In practice, to find the molality of a solution, first calculate the solvent's mass (in kilograms) using its volume and density, as seen in our example with ethanol. Then determine the number of moles of solute, using the molar mass as previously discussed. Dividing the moles of solute by the solvent's mass gives the molality. Molality problems not only are common in coursework but are also integral in competitive exams such as the IIT-JEE, where precise knowledge and application of solution concentration is essential.

Solving chemistry problems for competitive exams like the IIT-JEE requires a solid understanding of the concepts involved and meticulous application of the principles. The IIT-JEE, known for its challenging questions, often tests students on their ability to apply basic concepts to solve complex problems.

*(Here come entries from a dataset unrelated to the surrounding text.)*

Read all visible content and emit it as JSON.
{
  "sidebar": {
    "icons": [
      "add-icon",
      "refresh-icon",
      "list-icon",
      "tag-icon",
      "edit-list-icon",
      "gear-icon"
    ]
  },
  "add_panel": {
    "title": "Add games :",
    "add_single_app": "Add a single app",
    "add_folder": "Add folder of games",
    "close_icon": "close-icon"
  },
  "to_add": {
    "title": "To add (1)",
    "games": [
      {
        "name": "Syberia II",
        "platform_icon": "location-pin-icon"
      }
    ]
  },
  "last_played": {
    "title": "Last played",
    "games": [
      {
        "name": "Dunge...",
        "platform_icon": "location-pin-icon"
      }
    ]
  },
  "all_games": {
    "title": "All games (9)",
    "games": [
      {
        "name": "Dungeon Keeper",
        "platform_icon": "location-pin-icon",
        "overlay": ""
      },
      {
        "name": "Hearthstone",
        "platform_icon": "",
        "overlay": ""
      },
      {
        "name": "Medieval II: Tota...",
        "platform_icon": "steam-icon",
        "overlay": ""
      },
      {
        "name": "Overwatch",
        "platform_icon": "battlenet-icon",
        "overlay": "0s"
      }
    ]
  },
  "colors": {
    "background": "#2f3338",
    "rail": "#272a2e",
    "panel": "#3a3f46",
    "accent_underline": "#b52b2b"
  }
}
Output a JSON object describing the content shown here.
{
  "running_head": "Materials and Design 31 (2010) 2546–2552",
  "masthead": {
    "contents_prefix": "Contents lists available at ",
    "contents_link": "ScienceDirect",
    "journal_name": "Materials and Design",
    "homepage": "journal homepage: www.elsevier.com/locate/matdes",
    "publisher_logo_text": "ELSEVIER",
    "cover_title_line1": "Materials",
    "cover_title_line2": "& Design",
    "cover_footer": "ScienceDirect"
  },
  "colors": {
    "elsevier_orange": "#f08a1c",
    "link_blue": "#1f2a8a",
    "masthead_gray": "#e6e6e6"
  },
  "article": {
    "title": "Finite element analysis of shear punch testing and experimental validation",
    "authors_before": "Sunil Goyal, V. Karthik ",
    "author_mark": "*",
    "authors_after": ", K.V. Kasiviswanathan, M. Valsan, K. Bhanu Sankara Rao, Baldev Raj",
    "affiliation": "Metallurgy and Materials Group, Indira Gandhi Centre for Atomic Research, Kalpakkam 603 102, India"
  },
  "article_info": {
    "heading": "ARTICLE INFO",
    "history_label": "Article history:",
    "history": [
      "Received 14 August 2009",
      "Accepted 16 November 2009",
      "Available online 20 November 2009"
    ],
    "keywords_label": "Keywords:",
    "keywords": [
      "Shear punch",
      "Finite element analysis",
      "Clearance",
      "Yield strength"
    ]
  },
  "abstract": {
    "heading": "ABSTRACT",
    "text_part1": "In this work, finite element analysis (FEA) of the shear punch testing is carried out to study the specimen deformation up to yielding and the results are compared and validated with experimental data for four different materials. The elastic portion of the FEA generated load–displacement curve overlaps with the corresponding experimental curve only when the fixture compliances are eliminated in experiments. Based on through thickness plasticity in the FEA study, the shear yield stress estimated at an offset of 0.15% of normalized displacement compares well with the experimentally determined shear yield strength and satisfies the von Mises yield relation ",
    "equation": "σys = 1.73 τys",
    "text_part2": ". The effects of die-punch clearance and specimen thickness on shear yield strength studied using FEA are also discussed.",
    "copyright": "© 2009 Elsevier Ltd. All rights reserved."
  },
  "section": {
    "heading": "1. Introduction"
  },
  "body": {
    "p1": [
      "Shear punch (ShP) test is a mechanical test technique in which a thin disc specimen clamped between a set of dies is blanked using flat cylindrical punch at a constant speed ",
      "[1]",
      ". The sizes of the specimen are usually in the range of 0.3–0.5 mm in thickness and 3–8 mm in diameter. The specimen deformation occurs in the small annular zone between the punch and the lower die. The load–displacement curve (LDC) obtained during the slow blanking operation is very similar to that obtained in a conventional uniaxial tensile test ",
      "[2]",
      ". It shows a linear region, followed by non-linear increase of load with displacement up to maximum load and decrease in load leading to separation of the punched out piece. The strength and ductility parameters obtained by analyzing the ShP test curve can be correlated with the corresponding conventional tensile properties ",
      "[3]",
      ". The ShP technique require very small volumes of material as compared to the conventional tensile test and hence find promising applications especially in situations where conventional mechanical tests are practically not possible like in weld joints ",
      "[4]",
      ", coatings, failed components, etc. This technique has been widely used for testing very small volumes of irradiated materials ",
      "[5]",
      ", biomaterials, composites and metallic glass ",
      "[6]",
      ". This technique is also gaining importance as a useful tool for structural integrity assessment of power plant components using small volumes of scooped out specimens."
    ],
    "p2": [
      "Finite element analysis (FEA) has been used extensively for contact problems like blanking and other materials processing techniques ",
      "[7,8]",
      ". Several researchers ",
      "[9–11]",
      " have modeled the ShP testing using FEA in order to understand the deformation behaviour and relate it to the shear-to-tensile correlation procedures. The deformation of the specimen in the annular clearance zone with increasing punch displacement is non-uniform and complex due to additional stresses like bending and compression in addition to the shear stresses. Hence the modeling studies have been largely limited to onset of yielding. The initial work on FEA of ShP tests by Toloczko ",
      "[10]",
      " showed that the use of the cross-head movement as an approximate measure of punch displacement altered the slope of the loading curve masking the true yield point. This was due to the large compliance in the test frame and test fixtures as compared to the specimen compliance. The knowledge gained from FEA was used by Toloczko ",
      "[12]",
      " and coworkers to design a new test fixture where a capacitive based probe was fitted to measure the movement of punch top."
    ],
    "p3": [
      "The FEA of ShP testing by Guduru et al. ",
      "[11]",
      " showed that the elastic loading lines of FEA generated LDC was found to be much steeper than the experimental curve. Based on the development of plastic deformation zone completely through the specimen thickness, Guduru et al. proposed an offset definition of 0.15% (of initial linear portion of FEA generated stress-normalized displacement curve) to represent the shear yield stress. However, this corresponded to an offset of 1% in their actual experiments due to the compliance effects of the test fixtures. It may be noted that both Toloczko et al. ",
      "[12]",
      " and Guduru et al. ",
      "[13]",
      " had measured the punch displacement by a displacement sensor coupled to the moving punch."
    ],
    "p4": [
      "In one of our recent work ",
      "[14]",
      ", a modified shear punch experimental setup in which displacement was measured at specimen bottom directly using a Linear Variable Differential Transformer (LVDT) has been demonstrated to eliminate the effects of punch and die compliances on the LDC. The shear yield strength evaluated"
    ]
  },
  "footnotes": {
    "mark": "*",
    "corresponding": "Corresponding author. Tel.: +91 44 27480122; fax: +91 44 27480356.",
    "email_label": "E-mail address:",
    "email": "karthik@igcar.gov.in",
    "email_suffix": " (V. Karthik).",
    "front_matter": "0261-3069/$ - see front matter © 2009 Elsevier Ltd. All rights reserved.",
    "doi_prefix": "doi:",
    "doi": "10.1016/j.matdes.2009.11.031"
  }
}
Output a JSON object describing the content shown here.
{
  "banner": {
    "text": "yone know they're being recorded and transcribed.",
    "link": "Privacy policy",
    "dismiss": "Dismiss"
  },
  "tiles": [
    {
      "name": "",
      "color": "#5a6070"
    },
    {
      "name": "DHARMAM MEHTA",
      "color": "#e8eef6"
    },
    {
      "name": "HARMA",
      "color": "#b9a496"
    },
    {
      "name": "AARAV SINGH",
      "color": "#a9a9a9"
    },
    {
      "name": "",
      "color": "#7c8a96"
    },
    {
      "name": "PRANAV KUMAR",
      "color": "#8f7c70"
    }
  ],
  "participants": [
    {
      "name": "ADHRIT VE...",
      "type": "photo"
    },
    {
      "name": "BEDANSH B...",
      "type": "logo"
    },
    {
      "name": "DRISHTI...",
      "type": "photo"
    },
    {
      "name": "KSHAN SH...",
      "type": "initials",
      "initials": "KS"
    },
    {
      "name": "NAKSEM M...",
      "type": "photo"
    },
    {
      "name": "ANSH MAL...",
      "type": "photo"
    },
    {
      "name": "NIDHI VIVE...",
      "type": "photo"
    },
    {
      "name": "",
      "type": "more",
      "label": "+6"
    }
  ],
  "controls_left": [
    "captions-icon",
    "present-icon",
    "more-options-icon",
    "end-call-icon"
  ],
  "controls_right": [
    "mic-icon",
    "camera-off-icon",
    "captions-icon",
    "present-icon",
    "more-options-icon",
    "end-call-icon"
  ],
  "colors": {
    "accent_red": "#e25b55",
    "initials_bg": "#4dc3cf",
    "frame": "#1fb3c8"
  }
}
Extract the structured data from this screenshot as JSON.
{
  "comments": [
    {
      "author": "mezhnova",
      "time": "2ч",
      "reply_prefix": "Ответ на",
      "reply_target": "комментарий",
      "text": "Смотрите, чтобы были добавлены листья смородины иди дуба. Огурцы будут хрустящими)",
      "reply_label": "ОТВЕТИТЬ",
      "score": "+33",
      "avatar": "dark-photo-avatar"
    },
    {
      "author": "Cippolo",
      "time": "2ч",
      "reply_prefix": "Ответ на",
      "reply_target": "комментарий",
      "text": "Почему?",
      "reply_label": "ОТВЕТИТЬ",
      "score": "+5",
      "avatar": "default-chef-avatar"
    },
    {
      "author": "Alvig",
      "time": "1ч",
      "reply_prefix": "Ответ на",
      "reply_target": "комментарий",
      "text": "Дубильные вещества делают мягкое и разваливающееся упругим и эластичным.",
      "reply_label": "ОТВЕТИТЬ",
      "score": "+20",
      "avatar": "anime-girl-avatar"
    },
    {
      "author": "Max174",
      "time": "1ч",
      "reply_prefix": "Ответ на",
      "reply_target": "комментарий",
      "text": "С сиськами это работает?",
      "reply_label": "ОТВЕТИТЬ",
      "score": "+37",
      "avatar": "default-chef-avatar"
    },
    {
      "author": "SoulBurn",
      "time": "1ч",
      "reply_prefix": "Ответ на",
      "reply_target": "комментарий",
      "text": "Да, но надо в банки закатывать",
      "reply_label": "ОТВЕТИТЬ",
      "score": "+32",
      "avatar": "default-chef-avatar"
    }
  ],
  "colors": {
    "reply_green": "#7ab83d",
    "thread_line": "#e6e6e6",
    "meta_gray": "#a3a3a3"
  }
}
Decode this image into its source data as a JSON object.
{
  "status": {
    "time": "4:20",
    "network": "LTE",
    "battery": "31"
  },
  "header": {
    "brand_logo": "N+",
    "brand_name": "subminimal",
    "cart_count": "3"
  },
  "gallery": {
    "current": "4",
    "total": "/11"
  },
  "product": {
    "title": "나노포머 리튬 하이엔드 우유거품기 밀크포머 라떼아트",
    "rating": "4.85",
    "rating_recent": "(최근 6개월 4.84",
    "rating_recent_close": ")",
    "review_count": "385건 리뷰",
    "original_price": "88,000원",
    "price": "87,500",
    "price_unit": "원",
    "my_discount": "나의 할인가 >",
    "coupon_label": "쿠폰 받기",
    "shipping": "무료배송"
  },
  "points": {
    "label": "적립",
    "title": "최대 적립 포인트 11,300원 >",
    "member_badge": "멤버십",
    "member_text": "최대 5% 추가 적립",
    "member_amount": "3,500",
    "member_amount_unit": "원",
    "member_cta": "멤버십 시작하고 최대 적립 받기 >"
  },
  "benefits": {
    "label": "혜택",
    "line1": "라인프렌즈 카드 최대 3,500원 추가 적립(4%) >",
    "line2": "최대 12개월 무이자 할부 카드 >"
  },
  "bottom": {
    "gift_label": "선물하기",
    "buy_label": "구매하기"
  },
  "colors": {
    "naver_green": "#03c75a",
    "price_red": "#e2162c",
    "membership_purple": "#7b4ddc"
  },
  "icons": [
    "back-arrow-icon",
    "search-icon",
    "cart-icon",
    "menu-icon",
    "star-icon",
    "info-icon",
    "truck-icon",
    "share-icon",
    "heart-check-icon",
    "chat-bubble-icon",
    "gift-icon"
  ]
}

For instance, calculating the molality of a solution may seem straightforward, but it involves several steps that are foundational chemistry knowledge, such as understanding molar mass, converting between units, and effectively using the molality formula. Candidates must not only solve problems accurately but also quickly, which necessitates a high level of proficiency and extensive practice.

Success in the IIT-JEE means being adept at such calculations and having the ability to manipulate and apply various concepts across physical, organic, and inorganic chemistry. Aspiring students should regularly solve sample problems, understand the theory behind the formulas they use, and apply these formulas in various scenarios to build confidence and agility in solving typical IIT-JEE chemistry problems.